Кони — А. А. Шахматову:
«Воображаю, как возмутили бы Вас отвратительные инсинуации г. Щегловитова против меня и Таганцева по вопросу о распространении досрочно условного освобождения на политич[еские] преступления…»
Поправка была отклонена.
Выступая против закона об условно-досрочном освобождении, член Государственного совета П. Н. Дурново, бывший директор департамента юстиции и бывший министр внутренних дел, сказал:
— Причисляя себя к средним русским людям, которые не воруют и не грабят, я думаю, что мы, средние люди, приветствовали бы всякий закон, который бы дал нам по нашему разумению возможность думать, что преступление, воровство, грабеж будут уменьшаться вследствие этого закона. Но в данном случае мы, я думаю, никакой цели не достигнем, никаких результатов не получим.
Нет, Кони никогда в своей жизни не равнялся на среднего человека — только на лучших представителей народа. Его отповедь Дурново, который рискнул в своей речи сослаться на Петра I, была блестящей:
— Имел ли Петр в виду, «что закон должен удовлетворять взглядам и вкусам среднего человека, идя в уровень с его воззрениями и выражая их повелительным образом»? Или же Петр принимал в соображение глубокие потребности родины во всем их объеме, хотел двигать ее вперед и побуждать от скудного настоящего переходить на путь к лучшему будущему?.. Если бы он хотел в своем законодательстве удовлетворить одни лишь вкусы и желания среднего русского человека, вкусы и желания которого рекомендовались здесь, как регулятор законодательной деятельности, то можно представить, в какие формы вылилась бы русская жизнь при нем… Ведь этот средний человек во времена Петра слепо и жадно стоял за старое, отворачиваясь от всякого новшества, считая его выдумкою и порождением антихриста… Но Петр, по выражению поэта, «не презирал страны родной, а знал ее предназначенье». Поэтому он вел ее бодро вперед по пути государственного творчества, не обращая внимания на ропот среднего
русского человека и имея в виду лучшего русского человека со всеми богатыми задатками его духовной природы. Вот почему средний человек не может служить мерилом и оценкой для нового закона. Такой человек… желает прежде всего, чтобы закон оставил его в покое, не трогая и ни к чему не обязывая.Когда, закончив речь, он садился, раздались аплодисменты. Но Кони понимал, что это сиюминутное выражение одобрения можно отнести лишь к эмоциональному воздействию его речи. Утихнут овации, председательствующий предложит вотировать и поправку завалят — никакие мимолетные эмоции не заставят «звездоносцев» проявить сочувствие к заключенным в крепости.

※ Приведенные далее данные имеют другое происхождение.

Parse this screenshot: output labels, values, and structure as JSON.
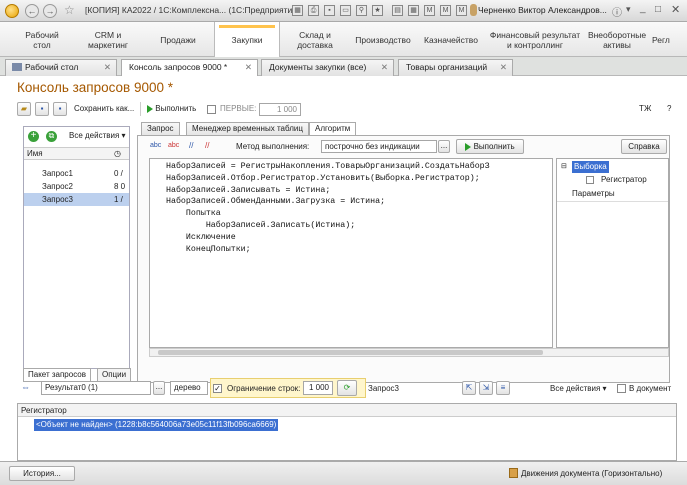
{
  "window": {
    "title": "[КОПИЯ] КА2022 / 1С:Комплексна... (1С:Предприятие)",
    "user": "Черненко Виктор Александров..."
  },
  "sections": [
    {
      "label": "Рабочий\nстол"
    },
    {
      "label": "CRM и\nмаркетинг"
    },
    {
      "label": "Продажи"
    },
    {
      "label": "Закупки"
    },
    {
      "label": "Склад и\nдоставка"
    },
    {
      "label": "Производство"
    },
    {
      "label": "Казначейство"
    },
    {
      "label": "Финансовый результат\nи контроллинг"
    },
    {
      "label": "Внеоборотные\nактивы"
    },
    {
      "label": "Регл"
    }
  ],
  "open_tabs": [
    {
      "label": "Рабочий стол"
    },
    {
      "label": "Консоль запросов 9000 *"
    },
    {
      "label": "Документы закупки (все)"
    },
    {
      "label": "Товары организаций"
    }
  ],
  "form": {
    "title": "Консоль запросов 9000 *",
    "save_as": "Сохранить как...",
    "execute": "Выполнить",
    "first_label": "ПЕРВЫЕ:",
    "first_value": "1 000",
    "tj": "ТЖ",
    "help_mark": "?"
  },
  "query_list": {
    "all_actions": "Все действия",
    "column_name": "Имя",
    "items": [
      {
        "name": "Запрос1",
        "value": "0 /"
      },
      {
        "name": "Запрос2",
        "value": "8 0"
      },
      {
        "name": "Запрос3",
        "value": "1 /"
      }
    ],
    "tab_package": "Пакет запросов",
    "tab_options": "Опции"
  },
  "right_tabs": [
    {
      "label": "Запрос"
    },
    {
      "label": "Менеджер временных таблиц"
    },
    {
      "label": "Алгоритм"
    }
  ],
  "algorithm": {
    "method_label": "Метод выполнения:",
    "method_value": "построчно без индикации",
    "execute": "Выполнить",
    "help": "Справка",
    "code": "НаборЗаписей = РегистрыНакопления.ТоварыОрганизаций.СоздатьНаборЗ\nНаборЗаписей.Отбор.Регистратор.Установить(Выборка.Регистратор);\nНаборЗаписей.Записывать = Истина;\nНаборЗаписей.ОбменДанными.Загрузка = Истина;\n    Попытка\n        НаборЗаписей.Записать(Истина);\n    Исключение\n    КонецПопытки;",
    "tree": {
      "root": "Выборка",
      "child": "Регистратор",
      "params": "Параметры"
    }
  },
  "result": {
    "result_field": "Результат0 (1)",
    "view_field": "дерево",
    "limit_label": "Ограничение строк:",
    "limit_value": "1 000",
    "query_name": "Запрос3",
    "all_actions": "Все действия",
    "in_document": "В документ",
    "column": "Регистратор",
    "row_value": "<Объект не найден> (1228:b8c564006a73e05c11f13fb096ca6669)"
  },
  "status": {
    "history": "История...",
    "movements": "Движения документа (Горизонтально)"
  },
  "colors": {
    "accent_orange": "#ffc34d",
    "title_brown": "#a55800",
    "selection_blue": "#3b6fd1"
  }
}
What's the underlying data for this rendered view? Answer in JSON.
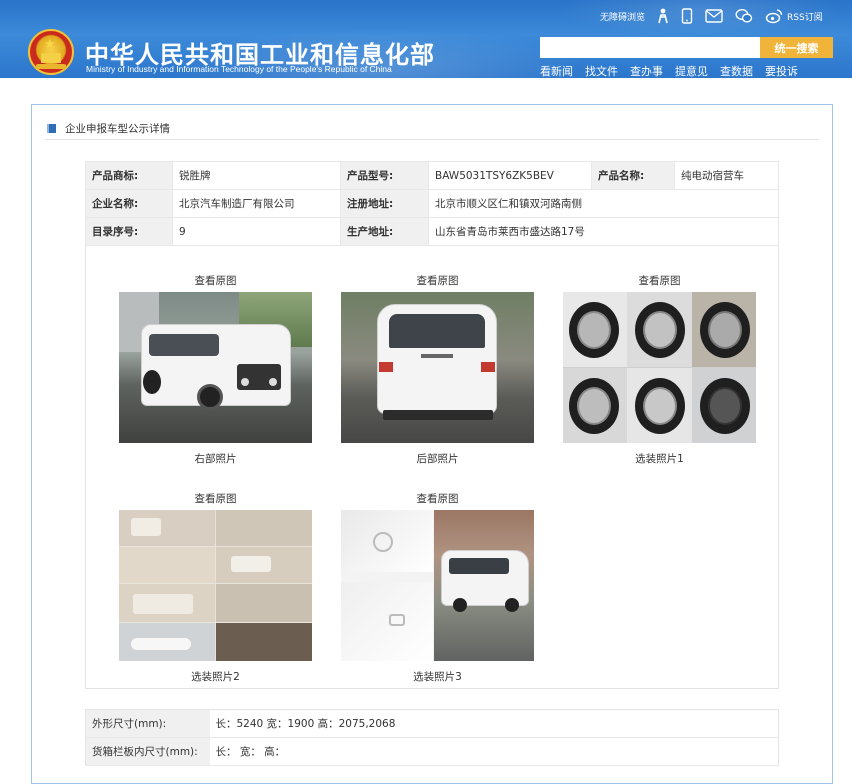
{
  "header": {
    "title": "中华人民共和国工业和信息化部",
    "subtitle": "Ministry of Industry and Information Technology of the People's Republic of China",
    "top_links": {
      "accessibility": "无障碍浏览",
      "rss": "RSS订阅"
    },
    "search": {
      "placeholder": "",
      "button": "统一搜索"
    },
    "nav": [
      "看新闻",
      "找文件",
      "查办事",
      "提意见",
      "查数据",
      "要投诉"
    ]
  },
  "panel": {
    "heading": "企业申报车型公示详情"
  },
  "info": {
    "rows": [
      {
        "k1": "产品商标:",
        "v1": "锐胜牌",
        "k2": "产品型号:",
        "v2": "BAW5031TSY6ZK5BEV",
        "k3": "产品名称:",
        "v3": "纯电动宿营车"
      },
      {
        "k1": "企业名称:",
        "v1": "北京汽车制造厂有限公司",
        "k2": "注册地址:",
        "v2": "北京市顺义区仁和镇双河路南侧"
      },
      {
        "k1": "目录序号:",
        "v1": "9",
        "k2": "生产地址:",
        "v2": "山东省青岛市莱西市盛达路17号"
      }
    ]
  },
  "photos": [
    {
      "view": "查看原图",
      "caption": "右部照片"
    },
    {
      "view": "查看原图",
      "caption": "后部照片"
    },
    {
      "view": "查看原图",
      "caption": "选装照片1"
    },
    {
      "view": "查看原图",
      "caption": "选装照片2"
    },
    {
      "view": "查看原图",
      "caption": "选装照片3"
    }
  ],
  "specs": [
    {
      "k": "外形尺寸(mm):",
      "v": "长：5240 宽：1900 高：2075,2068"
    },
    {
      "k": "货箱栏板内尺寸(mm):",
      "v": "长：  宽：  高："
    }
  ],
  "colors": {
    "header_blue": "#2a74c9",
    "search_button": "#f0b43a",
    "panel_border": "#9ec3e6"
  }
}
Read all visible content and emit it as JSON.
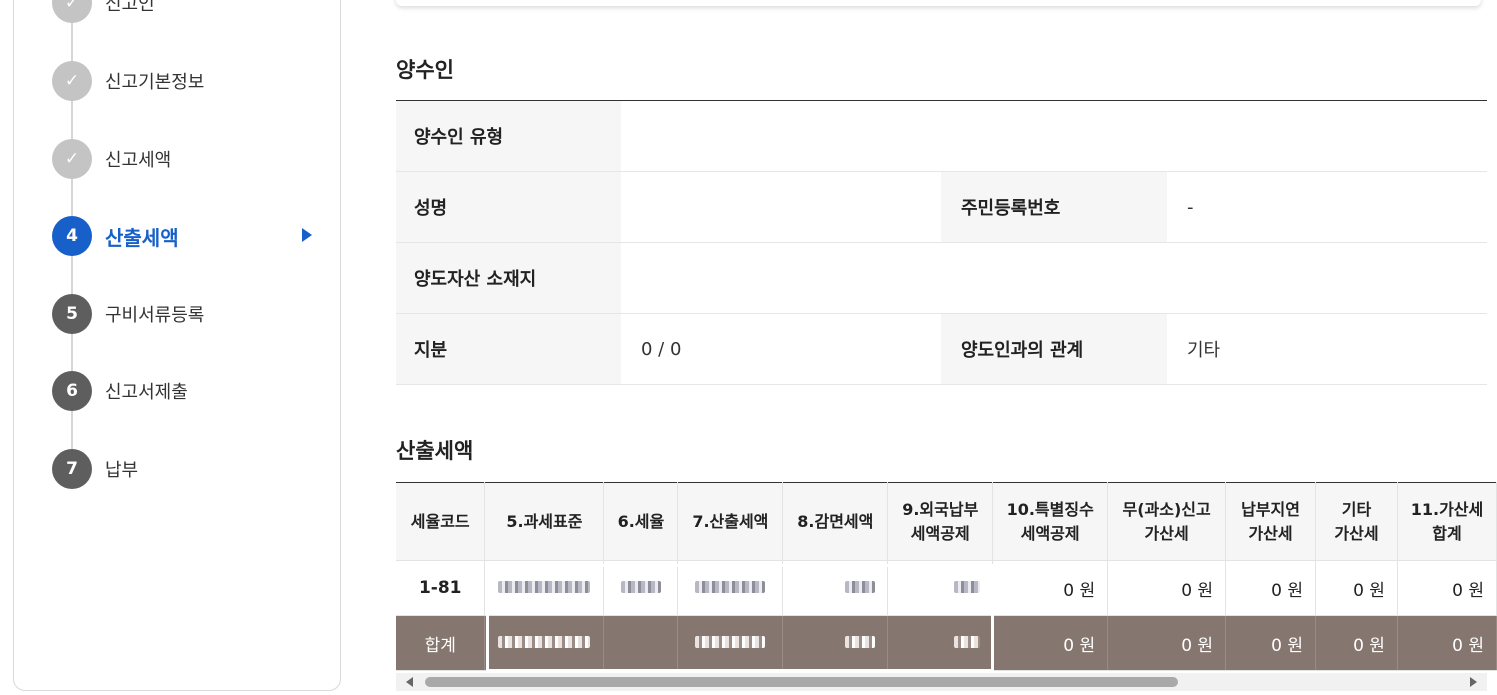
{
  "sidebar": {
    "steps": [
      {
        "num": "✓",
        "label": "신고인",
        "state": "done"
      },
      {
        "num": "✓",
        "label": "신고기본정보",
        "state": "done"
      },
      {
        "num": "✓",
        "label": "신고세액",
        "state": "done"
      },
      {
        "num": "4",
        "label": "산출세액",
        "state": "active"
      },
      {
        "num": "5",
        "label": "구비서류등록",
        "state": "todo"
      },
      {
        "num": "6",
        "label": "신고서제출",
        "state": "todo"
      },
      {
        "num": "7",
        "label": "납부",
        "state": "todo"
      }
    ]
  },
  "transferee": {
    "title": "양수인",
    "type_label": "양수인 유형",
    "type_value": "",
    "name_label": "성명",
    "name_value": "",
    "rrn_label": "주민등록번호",
    "rrn_value": "-",
    "location_label": "양도자산 소재지",
    "location_value": "",
    "share_label": "지분",
    "share_value": "0 / 0",
    "relation_label": "양도인과의 관계",
    "relation_value": "기타"
  },
  "calc": {
    "title": "산출세액",
    "headers": [
      "세율코드",
      "5.과세표준",
      "6.세율",
      "7.산출세액",
      "8.감면세액",
      "9.외국납부\n세액공제",
      "10.특별징수\n세액공제",
      "무(과소)신고\n가산세",
      "납부지연\n가산세",
      "기타\n가산세",
      "11.가산세\n합계"
    ],
    "row": {
      "code": "1-81",
      "v10": "0 원",
      "v11": "0 원",
      "v12": "0 원",
      "v13": "0 원",
      "v14": "0 원"
    },
    "total": {
      "label": "합계",
      "v10": "0 원",
      "v11": "0 원",
      "v12": "0 원",
      "v13": "0 원",
      "v14": "0 원"
    }
  },
  "colors": {
    "accent": "#1760c9",
    "done": "#c4c4c4",
    "todo": "#5e5e5e",
    "total_row": "#867670"
  }
}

Поправка о распространении условно-досрочного освобождения на заключенных в крепости была отвергнута.
…Прошлый век и начало нынешнего составляли неповторимое время в области человеческого общения. Десяток, а то и полтора отправленных и полученных писем — каждый день… И каких! Мы порой зачитываемся этими письмами, предпочитая их другим литературным жанрам. Кто-то из биографов Кони подсчитал, что им; написано более десяти тысяч писем. На самом деле их значительно больше. Даже тех, что хранятся в архивах. А сколько «гуляет» еще в частных руках!
Один-два раза в неделю собирались люди самых разных профессий — писатели, актеры, музыканты, юристы. Иногда было очень интересно, иногда и скучно, но никогда не было
В кругу друзей, а иногда даже в великосветских салонах Кони прочел почти все свои воспоминания, вошедшие потом в книгу «На жизненном пути». Некоторые, уже будучи вынесены на суд друзей и общества, годами лежали на его письменном столе, переписывались и по многу раз правились, прежде чем попадали на стол редакторов.
Кони обладал удивительным «чувством дружбы» — если человек, с которым он знакомился, относился к нему хорошо — не подличал, не предавал и сам по себе был интересен, был личностью — их дружбу прерывала только смерть.
«Я Вас знаю уже давно, глубоко уважаю Вас и верю Вам больше, чем всем критикам, взятым вместе, — писал Анатолию Федоровичу А. П. Чехов, получив от него одобрительный отзыв о «Чайке». «Мой почтенный друг» — называла его Т. Л. Щепкина-Куперник.
И в своей любви и в своей ненависти Кони обладал редким постоянством.
По вечерам он диктовал записки, составившие в 1912 году два больших тома «На жизненном пути», а впоследствии «выросшие» в пятитомник. Диктовал он Надежде Павловне Лансере, совсем молоденькой учительнице русского языка, ставшей одним из его «сотрудников жизни».
…Он так увлекся воспоминаниями, что забыл про работу, и Надежда Павловна, не дождавшись окончания фразы, спросила:
— Анатолий Федорович, устали?
— Что вы, Наденька, просто задумался…
В это время раздался звонок и резкий голос Марии Гавриловны, здоровающейся с прислугой Катей.